Mapping renormalized coupled cluster methods to quantum computers through a compact unitary representation of nonunitary operators

Abstract

Nonunitary theories are commonly seen in the classical simulations of quantum systems. Among these theories, the method of moments of coupled cluster equations (MMCCs) and the ensuing classes of the renormalized coupled cluster (CC) approaches have evolved into one of the most accurate approaches to describe correlation effects in various quantum systems. The MMCC formalism provides an effective way for correcting the energies of approximate CC formulations (parent theories) using moments, or CC equations, that are not used to determine approximate cluster amplitudes.
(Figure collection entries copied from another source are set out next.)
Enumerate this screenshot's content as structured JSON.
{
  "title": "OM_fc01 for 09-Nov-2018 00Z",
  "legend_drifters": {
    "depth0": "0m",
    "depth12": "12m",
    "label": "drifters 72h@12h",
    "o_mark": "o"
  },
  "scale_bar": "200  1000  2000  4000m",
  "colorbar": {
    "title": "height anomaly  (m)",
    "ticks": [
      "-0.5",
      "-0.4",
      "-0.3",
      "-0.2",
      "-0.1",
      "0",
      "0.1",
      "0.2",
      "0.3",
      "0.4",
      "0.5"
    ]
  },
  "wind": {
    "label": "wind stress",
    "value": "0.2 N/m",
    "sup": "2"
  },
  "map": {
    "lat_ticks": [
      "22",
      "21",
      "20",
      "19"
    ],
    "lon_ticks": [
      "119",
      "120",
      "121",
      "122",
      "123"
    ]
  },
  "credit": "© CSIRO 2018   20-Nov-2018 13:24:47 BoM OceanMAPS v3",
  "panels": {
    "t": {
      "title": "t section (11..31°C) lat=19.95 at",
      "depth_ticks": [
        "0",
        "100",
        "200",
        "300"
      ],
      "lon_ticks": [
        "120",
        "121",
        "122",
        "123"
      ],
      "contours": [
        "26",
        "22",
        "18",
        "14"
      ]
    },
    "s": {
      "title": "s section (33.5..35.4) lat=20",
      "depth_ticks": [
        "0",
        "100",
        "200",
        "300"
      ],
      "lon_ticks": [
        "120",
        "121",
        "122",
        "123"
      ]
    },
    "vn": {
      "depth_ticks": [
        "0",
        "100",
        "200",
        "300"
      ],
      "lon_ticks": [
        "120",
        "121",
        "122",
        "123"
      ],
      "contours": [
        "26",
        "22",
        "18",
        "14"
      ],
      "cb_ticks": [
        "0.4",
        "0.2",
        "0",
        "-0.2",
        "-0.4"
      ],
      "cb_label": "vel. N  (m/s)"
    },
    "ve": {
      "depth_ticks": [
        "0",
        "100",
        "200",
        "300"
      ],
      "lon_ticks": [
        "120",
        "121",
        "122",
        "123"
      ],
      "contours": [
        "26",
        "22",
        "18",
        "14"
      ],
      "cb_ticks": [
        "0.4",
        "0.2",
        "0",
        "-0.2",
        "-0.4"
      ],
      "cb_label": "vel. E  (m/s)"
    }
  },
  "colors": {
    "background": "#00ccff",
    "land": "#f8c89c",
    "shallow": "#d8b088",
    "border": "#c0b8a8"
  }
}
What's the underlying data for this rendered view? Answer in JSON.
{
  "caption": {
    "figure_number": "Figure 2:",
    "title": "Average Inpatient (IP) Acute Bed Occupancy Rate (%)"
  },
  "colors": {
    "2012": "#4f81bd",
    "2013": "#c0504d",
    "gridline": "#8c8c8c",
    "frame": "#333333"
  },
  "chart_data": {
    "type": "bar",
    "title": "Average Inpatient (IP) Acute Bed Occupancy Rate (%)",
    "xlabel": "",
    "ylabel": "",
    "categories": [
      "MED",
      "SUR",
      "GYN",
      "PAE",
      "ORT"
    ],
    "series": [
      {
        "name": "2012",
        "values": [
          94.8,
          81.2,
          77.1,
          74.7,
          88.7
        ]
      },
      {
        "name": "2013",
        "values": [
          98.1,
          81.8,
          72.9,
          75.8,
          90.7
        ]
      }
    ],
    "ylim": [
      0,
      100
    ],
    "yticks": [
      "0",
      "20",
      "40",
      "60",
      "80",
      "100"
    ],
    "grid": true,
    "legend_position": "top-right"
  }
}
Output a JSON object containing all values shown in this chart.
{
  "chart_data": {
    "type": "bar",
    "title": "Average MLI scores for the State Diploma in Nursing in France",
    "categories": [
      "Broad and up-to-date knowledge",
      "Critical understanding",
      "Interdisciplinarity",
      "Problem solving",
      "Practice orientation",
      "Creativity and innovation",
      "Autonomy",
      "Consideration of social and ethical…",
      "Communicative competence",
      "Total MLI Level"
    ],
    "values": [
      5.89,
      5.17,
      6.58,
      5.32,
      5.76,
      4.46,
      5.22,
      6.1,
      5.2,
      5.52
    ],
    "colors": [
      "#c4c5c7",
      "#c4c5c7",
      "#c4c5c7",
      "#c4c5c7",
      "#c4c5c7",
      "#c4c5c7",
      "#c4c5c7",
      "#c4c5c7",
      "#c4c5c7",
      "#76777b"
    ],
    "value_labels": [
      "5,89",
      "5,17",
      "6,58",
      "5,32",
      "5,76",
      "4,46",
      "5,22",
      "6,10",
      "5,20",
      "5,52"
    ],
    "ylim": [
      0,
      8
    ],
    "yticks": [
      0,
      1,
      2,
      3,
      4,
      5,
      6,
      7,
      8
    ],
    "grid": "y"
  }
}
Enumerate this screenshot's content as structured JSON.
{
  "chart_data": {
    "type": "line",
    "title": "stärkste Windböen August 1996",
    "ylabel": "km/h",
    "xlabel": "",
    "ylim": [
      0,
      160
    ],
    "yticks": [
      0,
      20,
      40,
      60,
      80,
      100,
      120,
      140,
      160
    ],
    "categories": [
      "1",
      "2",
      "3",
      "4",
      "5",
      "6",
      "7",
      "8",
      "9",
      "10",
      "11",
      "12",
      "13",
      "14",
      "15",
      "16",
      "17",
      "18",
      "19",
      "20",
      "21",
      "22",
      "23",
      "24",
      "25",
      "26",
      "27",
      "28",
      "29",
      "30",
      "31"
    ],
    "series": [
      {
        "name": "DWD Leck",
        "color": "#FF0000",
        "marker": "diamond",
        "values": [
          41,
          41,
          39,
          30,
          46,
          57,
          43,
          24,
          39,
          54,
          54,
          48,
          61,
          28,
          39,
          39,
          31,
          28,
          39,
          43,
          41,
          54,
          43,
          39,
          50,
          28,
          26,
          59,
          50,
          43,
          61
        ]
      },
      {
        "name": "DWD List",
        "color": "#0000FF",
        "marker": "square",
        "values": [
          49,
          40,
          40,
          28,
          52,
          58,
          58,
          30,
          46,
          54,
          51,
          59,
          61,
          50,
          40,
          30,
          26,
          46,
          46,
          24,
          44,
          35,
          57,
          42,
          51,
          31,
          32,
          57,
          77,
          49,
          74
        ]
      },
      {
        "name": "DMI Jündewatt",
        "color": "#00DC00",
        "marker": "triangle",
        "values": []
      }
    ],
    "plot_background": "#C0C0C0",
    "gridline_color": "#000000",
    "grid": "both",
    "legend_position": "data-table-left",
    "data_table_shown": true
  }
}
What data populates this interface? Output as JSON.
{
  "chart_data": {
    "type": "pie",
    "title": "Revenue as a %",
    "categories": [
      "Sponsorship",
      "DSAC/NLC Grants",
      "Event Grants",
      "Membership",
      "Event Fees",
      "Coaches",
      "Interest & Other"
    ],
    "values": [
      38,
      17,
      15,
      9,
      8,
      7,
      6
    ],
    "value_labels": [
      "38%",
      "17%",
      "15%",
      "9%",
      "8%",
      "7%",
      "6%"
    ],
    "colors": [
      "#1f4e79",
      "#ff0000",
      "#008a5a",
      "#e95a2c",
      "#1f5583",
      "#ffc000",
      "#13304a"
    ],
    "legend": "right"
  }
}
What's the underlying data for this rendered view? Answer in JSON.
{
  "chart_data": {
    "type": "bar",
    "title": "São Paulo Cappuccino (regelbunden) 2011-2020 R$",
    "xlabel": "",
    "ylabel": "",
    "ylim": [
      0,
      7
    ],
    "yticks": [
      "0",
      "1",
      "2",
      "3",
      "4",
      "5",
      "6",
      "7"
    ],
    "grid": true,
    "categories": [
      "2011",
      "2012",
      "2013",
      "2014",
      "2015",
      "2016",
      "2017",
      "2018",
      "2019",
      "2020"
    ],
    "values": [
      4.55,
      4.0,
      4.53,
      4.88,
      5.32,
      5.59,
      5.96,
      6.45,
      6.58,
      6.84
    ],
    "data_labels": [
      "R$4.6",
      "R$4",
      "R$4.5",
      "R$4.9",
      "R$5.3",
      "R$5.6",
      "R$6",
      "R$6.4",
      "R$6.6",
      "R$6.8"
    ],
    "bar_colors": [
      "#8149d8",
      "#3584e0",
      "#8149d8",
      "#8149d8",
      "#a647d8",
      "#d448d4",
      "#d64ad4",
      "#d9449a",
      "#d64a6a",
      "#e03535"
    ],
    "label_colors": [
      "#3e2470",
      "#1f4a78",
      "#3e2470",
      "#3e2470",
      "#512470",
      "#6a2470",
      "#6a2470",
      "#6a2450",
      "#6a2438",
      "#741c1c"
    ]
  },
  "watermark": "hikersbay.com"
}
In this paper, we propose a quantum algorithm for computing MMCC ground-state energies that provides two main advantages over classical computing or other quantum algorithms: (i) the possibility of forming superpositions of CC moments of arbitrary ranks in the entire Hilbert space and using an arbitrary form of the parent cluster operator for MMCC expansion, and (ii) significant reduction in the number of measurements in quantum simulation through a compact unitary representation for a generally nonunitary operator. We illustrate the robustness of our approach over a broad class of test cases, including $\ensuremath{\sim}40$ molecular systems with varying basis sets encoded using 4--40 qubits, and we exhibit the detailed MMCC analysis for the 8-qubit half-filled, four-site, single impurity Anderson model and the 12-qubit hydrogen fluoride molecular system from the corresponding noise-free and noisy MMCC quantum computations. We also outline the extension of the MMCC formalism to the case of a unitary CC wave-function Ansatz.